Ähnlich günstige Resultate wurden kürzlich auch aus der großen Nurses Health Study mitgeteilt (72488 Krankenschwestern; 5). Rasches Gehen, aber auch andere körperliche Aktivitäten (Jogging, Golf, Tennis, Squash, Radfahren, Schwimmen, Aerobic u.a.) führten – positiv korreliert mit der Intensität eines errechneten „Metabolic Equivalent Score“ – zu deutlich weniger Auswirkungen einer KHK (nichttödliche Myokardinfarkte, Todesfälle durch KHK).
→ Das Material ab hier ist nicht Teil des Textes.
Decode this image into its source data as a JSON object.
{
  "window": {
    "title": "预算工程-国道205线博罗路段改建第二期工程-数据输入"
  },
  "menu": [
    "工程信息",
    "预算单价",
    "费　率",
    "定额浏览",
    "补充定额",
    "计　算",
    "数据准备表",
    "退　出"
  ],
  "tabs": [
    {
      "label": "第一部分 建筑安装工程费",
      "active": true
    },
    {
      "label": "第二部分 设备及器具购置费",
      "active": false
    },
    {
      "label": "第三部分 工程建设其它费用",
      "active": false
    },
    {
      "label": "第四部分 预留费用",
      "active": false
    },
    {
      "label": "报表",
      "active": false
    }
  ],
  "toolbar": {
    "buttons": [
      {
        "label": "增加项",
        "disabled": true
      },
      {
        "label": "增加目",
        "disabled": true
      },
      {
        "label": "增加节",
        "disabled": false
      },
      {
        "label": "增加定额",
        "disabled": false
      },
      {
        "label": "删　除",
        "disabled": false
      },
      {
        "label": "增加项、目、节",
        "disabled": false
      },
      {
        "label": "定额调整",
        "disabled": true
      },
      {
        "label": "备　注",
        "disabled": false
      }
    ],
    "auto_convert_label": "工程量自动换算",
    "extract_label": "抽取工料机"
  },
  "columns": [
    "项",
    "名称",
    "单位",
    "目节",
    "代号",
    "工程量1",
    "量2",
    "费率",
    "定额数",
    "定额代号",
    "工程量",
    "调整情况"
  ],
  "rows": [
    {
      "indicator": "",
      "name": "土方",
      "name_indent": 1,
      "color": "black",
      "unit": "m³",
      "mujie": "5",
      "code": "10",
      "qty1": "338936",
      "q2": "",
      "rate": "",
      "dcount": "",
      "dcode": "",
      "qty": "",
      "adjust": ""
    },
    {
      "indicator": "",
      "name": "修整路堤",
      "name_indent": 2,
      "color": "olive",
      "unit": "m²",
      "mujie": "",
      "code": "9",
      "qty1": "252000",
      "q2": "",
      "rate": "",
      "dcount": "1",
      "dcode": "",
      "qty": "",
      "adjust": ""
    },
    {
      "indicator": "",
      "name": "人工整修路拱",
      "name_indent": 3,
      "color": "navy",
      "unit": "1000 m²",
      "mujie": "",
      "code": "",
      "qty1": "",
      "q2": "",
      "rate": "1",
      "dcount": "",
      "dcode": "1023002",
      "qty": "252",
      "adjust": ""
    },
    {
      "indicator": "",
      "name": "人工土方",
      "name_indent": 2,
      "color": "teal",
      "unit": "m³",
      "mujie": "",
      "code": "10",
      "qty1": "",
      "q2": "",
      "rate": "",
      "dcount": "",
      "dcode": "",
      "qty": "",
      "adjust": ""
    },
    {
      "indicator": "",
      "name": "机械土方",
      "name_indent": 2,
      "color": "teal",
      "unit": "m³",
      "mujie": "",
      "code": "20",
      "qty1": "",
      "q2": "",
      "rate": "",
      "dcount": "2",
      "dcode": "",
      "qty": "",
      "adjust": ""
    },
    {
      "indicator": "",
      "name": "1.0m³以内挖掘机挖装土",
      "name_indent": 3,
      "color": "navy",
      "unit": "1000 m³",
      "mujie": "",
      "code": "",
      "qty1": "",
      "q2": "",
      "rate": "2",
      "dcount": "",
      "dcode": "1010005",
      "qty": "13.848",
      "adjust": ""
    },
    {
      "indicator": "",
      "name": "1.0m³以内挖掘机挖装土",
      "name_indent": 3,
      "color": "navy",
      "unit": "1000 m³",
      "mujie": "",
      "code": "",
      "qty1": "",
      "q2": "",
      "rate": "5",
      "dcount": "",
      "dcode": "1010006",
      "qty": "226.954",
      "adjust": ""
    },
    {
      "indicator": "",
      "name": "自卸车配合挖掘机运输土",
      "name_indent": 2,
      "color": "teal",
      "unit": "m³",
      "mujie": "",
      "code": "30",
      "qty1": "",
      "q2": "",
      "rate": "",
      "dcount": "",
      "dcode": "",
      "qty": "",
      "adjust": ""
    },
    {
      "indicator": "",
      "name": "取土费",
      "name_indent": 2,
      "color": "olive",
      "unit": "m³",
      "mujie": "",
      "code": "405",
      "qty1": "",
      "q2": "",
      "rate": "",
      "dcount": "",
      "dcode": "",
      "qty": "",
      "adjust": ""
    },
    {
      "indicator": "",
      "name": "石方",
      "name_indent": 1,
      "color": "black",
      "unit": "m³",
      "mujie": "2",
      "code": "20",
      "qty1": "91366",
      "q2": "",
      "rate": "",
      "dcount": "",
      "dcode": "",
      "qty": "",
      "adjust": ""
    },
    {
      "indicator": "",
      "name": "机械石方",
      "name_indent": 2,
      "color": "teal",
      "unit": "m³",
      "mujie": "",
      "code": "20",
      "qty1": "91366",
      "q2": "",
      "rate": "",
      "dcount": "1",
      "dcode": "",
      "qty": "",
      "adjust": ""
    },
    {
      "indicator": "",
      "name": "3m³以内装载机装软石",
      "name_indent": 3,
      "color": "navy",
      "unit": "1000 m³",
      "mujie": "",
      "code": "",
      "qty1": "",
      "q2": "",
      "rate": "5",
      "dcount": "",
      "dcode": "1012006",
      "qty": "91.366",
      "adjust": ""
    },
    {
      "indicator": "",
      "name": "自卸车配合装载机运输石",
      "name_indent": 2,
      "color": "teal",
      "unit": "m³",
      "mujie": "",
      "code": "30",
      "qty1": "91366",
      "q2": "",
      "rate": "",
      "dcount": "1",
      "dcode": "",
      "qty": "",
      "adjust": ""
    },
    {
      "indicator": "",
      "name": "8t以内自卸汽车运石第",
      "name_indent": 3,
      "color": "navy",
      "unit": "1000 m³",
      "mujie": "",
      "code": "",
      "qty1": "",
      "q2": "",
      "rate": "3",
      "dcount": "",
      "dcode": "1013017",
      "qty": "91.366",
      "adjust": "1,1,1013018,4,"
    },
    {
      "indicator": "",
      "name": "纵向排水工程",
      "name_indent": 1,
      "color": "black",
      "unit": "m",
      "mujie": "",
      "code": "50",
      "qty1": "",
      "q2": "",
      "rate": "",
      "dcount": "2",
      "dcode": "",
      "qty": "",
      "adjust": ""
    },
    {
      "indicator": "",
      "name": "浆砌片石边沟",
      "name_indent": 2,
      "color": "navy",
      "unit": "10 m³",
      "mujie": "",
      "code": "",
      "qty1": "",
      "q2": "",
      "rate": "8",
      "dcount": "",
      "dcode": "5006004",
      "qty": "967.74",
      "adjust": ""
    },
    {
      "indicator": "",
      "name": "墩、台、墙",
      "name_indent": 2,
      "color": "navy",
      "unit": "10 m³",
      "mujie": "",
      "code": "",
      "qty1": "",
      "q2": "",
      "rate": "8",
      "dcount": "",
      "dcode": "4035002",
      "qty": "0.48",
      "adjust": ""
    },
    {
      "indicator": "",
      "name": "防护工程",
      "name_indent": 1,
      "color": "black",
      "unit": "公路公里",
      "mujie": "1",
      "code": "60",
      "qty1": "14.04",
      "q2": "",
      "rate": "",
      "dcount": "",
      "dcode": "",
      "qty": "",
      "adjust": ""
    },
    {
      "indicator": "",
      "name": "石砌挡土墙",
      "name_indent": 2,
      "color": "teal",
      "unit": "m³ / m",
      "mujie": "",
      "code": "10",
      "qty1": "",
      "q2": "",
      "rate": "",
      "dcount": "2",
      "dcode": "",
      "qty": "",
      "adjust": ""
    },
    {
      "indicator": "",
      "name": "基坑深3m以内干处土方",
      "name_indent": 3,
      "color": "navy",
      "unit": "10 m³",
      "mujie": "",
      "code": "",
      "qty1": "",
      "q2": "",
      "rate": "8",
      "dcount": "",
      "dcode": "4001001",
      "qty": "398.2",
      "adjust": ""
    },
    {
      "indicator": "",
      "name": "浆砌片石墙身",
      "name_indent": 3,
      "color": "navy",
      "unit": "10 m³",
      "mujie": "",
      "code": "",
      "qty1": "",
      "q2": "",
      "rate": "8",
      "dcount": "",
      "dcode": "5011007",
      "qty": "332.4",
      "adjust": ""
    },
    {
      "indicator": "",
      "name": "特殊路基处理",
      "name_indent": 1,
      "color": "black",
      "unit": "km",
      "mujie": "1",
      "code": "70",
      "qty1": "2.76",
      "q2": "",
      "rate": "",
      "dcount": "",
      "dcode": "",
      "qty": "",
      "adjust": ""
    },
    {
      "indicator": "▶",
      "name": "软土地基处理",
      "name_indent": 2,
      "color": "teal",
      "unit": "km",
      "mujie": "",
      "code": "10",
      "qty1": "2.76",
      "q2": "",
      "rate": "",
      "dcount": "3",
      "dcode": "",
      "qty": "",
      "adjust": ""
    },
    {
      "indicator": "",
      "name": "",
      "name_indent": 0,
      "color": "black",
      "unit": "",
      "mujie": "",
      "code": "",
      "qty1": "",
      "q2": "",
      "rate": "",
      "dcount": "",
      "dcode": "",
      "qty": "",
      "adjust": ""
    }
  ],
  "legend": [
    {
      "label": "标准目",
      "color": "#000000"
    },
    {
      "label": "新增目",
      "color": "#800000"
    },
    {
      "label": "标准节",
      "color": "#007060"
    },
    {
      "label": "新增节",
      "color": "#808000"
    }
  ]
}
Fazit: Durch intensive Veränderungen des Lebensstils (Ernährung, Bewegung) können langfristig vaskuläre Risikofaktoren vermindert und konsekutiv eine Regression von Koronarstenosen bewirkt werden. Von wesentlicher Bedeutung für den klinischen Erfolg ist die Compliance und die Motivation. Zu zeigen ist, ob auch weniger intensive und damit praktikablere Programme zu ähnlich positiven Ergebnissen führen können.

Literatur

  1. Ornish, D., et al.: Lancet 1990, 336, 129.
  2. Ornish, D., et al.: JAMA 1998, 280, 2001.
  3. Dunn, A.L., et al.: JAMA 1999, 281, 327.
  4. Pratt, M.: JAMA 1999, 281, 375.
  5. Manson, J.E., et al.: N. Engl. J. Med. 1999, 341, 650.